I went skydiving today at Skydive City in Zephyrhills, FL for Operation Freefall: The Two-Mile High Stand Against Sexual Assault. What an incredible experience!
According to Skydive City, here’s how it works:
-After about 20 minutes of training and getting geared up, fly to about 13,500 feet (flight takes about 15 minutes)
-Wearing a harness connected directly to the Tandem parachute system, jump together and accelerate to 120MPH (200Kph), freefalling for about 60 seconds
-At about 5000 feet, they open the parachute and we have a 4-6 minute ride down
After gearing up and running through training, I boarded the plane first with my instructor (Quinn) and my videographer (Aaron).

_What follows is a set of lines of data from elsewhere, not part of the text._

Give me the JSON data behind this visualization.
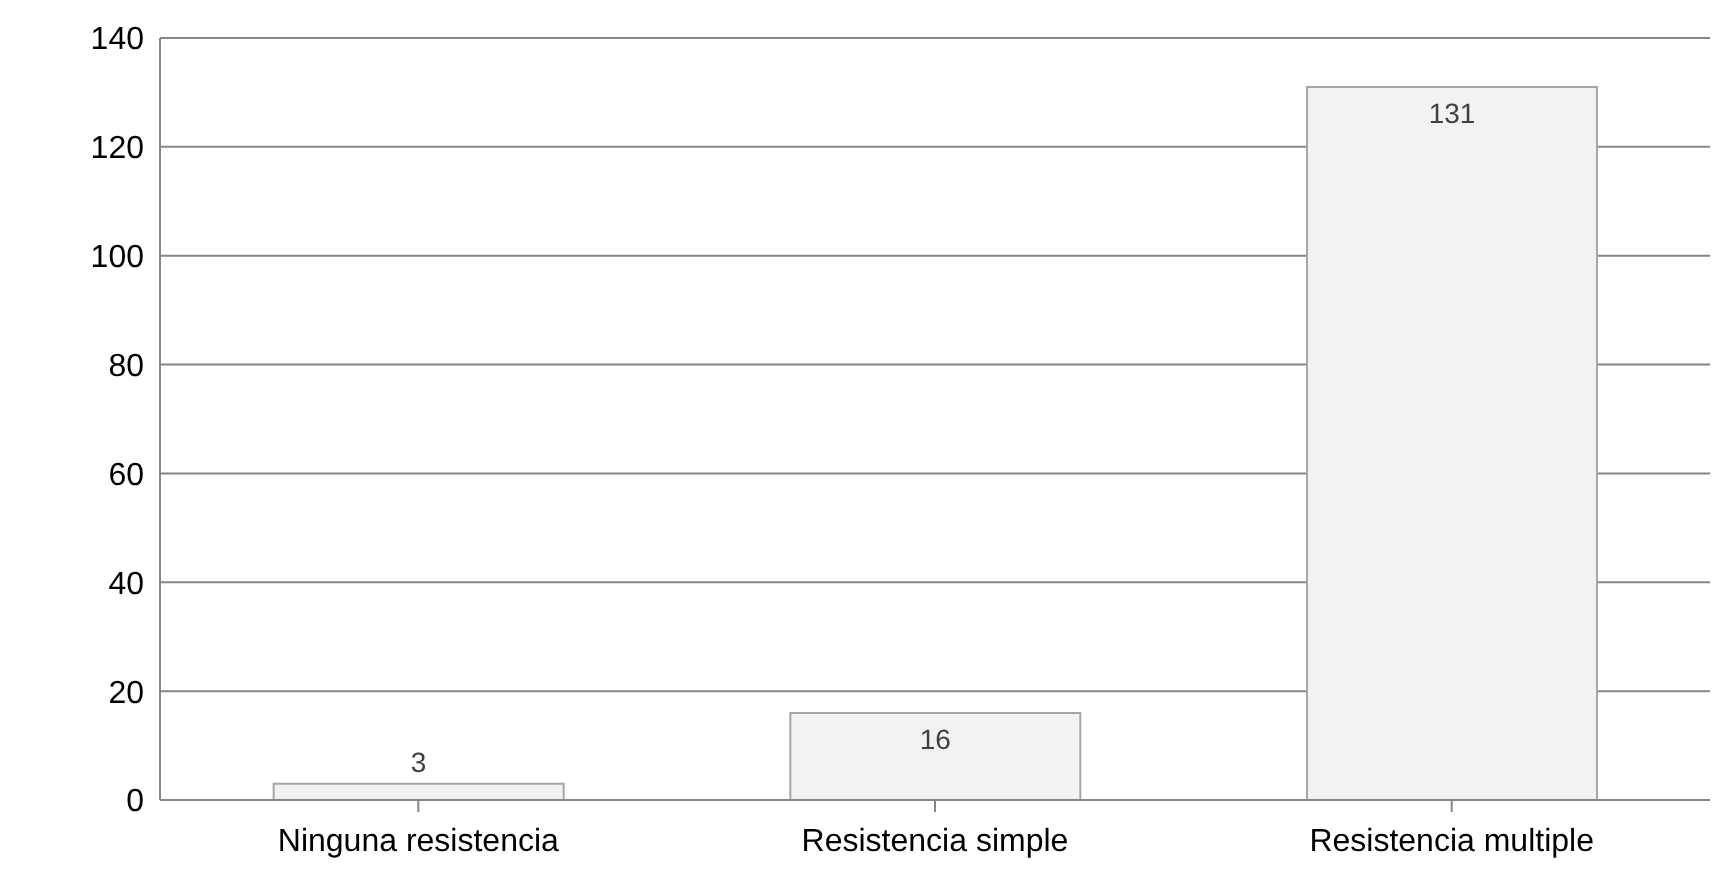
{
  "chart_data": {
    "type": "bar",
    "categories": [
      "Ninguna resistencia",
      "Resistencia simple",
      "Resistencia multiple"
    ],
    "values": [
      3,
      16,
      131
    ],
    "color": "#f2f2f2",
    "ylim": [
      0,
      140
    ],
    "yticks": [
      0,
      20,
      40,
      60,
      80,
      100,
      120,
      140
    ],
    "grid": "y",
    "data_labels": true
  }
}
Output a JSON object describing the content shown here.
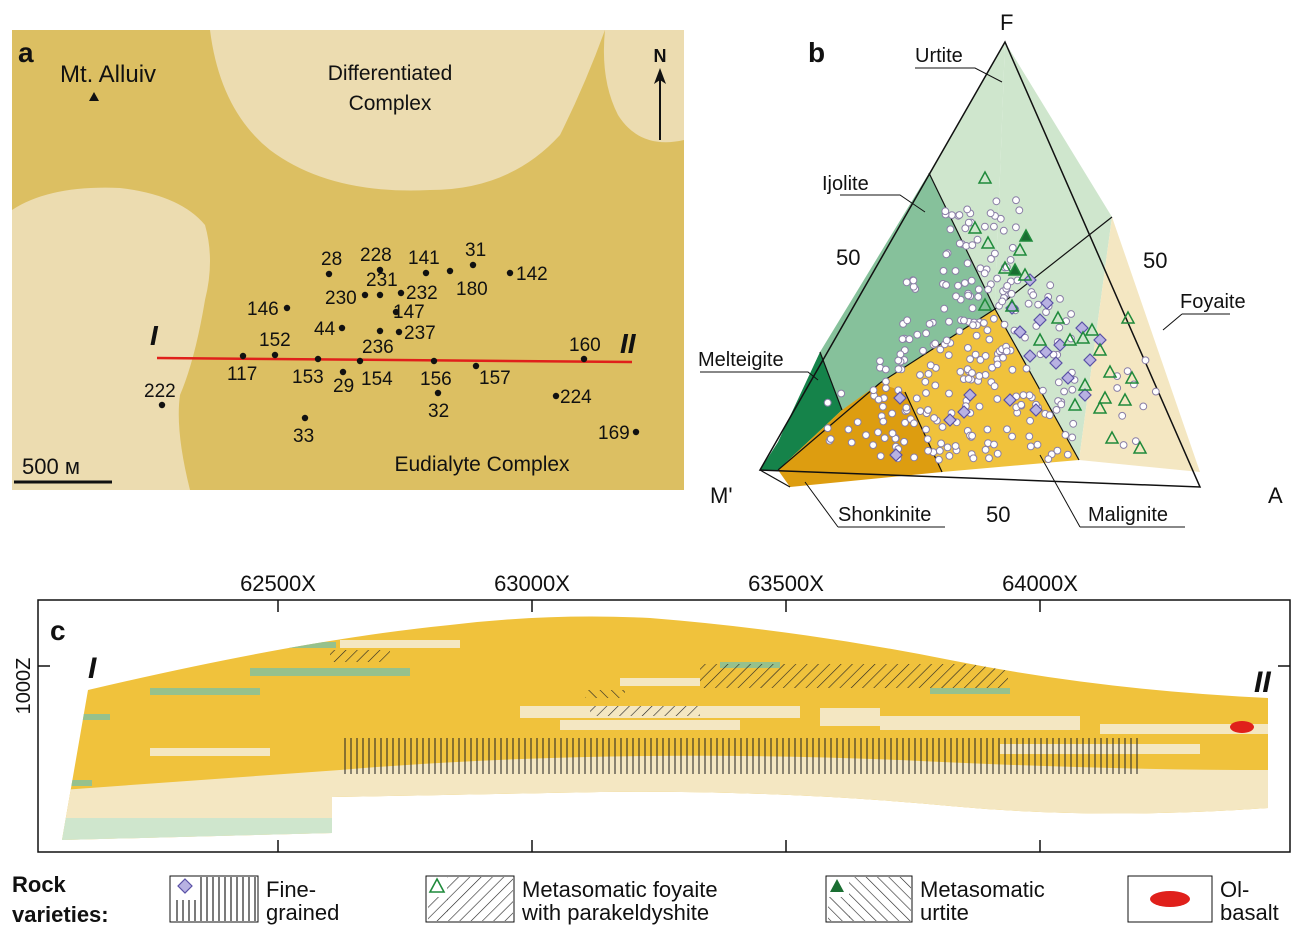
{
  "panel_a": {
    "letter": "a",
    "mount_label": "Mt. Alluiv",
    "differentiated_lines": [
      "Differentiated",
      "Complex"
    ],
    "eudialyte_label": "Eudialyte Complex",
    "north_label": "N",
    "scale_label": "500 м",
    "profile_start": "I",
    "profile_end": "II",
    "points": [
      {
        "id": "28"
      },
      {
        "id": "228"
      },
      {
        "id": "141"
      },
      {
        "id": "31"
      },
      {
        "id": "142"
      },
      {
        "id": "180"
      },
      {
        "id": "230"
      },
      {
        "id": "231"
      },
      {
        "id": "232"
      },
      {
        "id": "147"
      },
      {
        "id": "146"
      },
      {
        "id": "44"
      },
      {
        "id": "237"
      },
      {
        "id": "236"
      },
      {
        "id": "152"
      },
      {
        "id": "117"
      },
      {
        "id": "153"
      },
      {
        "id": "29"
      },
      {
        "id": "154"
      },
      {
        "id": "156"
      },
      {
        "id": "32"
      },
      {
        "id": "157"
      },
      {
        "id": "160"
      },
      {
        "id": "222"
      },
      {
        "id": "224"
      },
      {
        "id": "33"
      },
      {
        "id": "169"
      }
    ],
    "colors": {
      "eudialyte": "#dcbf62",
      "differentiated": "#ecdcb0",
      "profile": "#e0201b"
    }
  },
  "panel_b": {
    "letter": "b",
    "apex_top": "F",
    "apex_left": "M'",
    "apex_right": "A",
    "ticks": {
      "left": "50",
      "right": "50",
      "bottom": "50"
    },
    "fields": [
      {
        "name": "Urtite",
        "color": "#cfe6cd"
      },
      {
        "name": "Ijolite",
        "color": "#86c19b"
      },
      {
        "name": "Melteigite",
        "color": "#15834a"
      },
      {
        "name": "Foyaite",
        "color": "#f4e7c2"
      },
      {
        "name": "Malignite",
        "color": "#f0c23c"
      },
      {
        "name": "Shonkinite",
        "color": "#dd9d10"
      }
    ]
  },
  "panel_c": {
    "letter": "c",
    "x_ticks": [
      "62500X",
      "63000X",
      "63500X",
      "64000X"
    ],
    "y_tick": "1000Z",
    "profile_start": "I",
    "profile_end": "II"
  },
  "legend": {
    "title_lines": [
      "Rock",
      "varieties:"
    ],
    "items": [
      {
        "name": "fine-grained",
        "lines": [
          "Fine-",
          "grained"
        ],
        "marker_color": "#8f88c8"
      },
      {
        "name": "metasomatic-foyaite",
        "lines": [
          "Metasomatic foyaite",
          "with parakeldyshite"
        ],
        "marker_color": "#1f8a3b"
      },
      {
        "name": "metasomatic-urtite",
        "lines": [
          "Metasomatic",
          "urtite"
        ],
        "marker_color": "#1a6e32"
      },
      {
        "name": "ol-basalt",
        "lines": [
          "Ol-",
          "basalt"
        ],
        "marker_color": "#e0201b"
      }
    ]
  }
}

Four of the 14 or so other Operation Freefall group members boarded the plane after me with their instructors and videographers, so we were quite cozy during our 15 minute flight.
I did my best to chat with Quinn and other members of my group to keep my mind off the fact that I was about to jump out of that perfectly good airplane. While we were sitting and chatting, Quinn strapped us together and tightened all of the harnesses.
When we reached the appropriate altitude, people began jumping out. Everything happened so fast that I didn’t even have time to be nervous. When it was our turn, we stood at the edge of the plane, bent our legs, rocked back and forth twice, and out we went on the second rock. Aaron was already hanging out the side of the plane wearing his camera and tracking us as we fell.
Quinn decided to add a flip to our “dismount” (just for kicks), which was fun. Then we were freefalling, which did not feel at all as I expected. I anticipated having a difficult time moving my legs and arms and I assumed I would feel the force of the drop. That wasn’t the case. I could move around and the feeling of being in the sky above the clouds overlooking Tampa Bay was surprisingly freeing. I felt untouchable. After falling for a bit, we met up with Aaron in the middle of the sky, clasped hands, and he spun us in circles. After releasing his grasp, we continued to fall until Quinn opened the chute, which brought us to what felt like an abrupt stop.
All went quiet (and vertical). We could talk, we could move, and I could pop my ears, which had become uncomfortable during the freefall. Quinn loosened the harnesses a bit for a more comfortable glide down. He asked if I liked roller coasters (I do), so we spun around the sky for a few minutes. As we neared the ground, we circled Skydive City and landed comfortably in the drop zone where Eric, Aaron, and Team Crisis Center were waiting for us.
I wouldn’t trade this experience for anything – if you ever have the opportunity to skydive, it’s absolutely worth trying. Challenge yourself, learn something, experience the power of the sky, learn to respect it, and, of course, enjoy the views!
I jumped in Operation Freefall as part of Team Crisis Center, supporting the Crisis Center of Tampa Bay, Speaking Out Against Rape (SOAR), and the Rape, Abuse & Incest National Network (RAINN). I can’t thank my friends and family enough, not only for making this incredible opportunity a reality for me, but particularly for supporting such an amazing cause. Funds raised from this event are used to:
- Increase local support and outreach services for survivors of sexual violence.
- Provide recovery, risk-reduction, and prosecution information to tens of millions of people, including many in your local community, each year.
- Enhance SOAR’s programs to help victims of sexual violence throughout the healing process.
- Educate lawmakers, police officers, students, the public, and the media about sexual violence.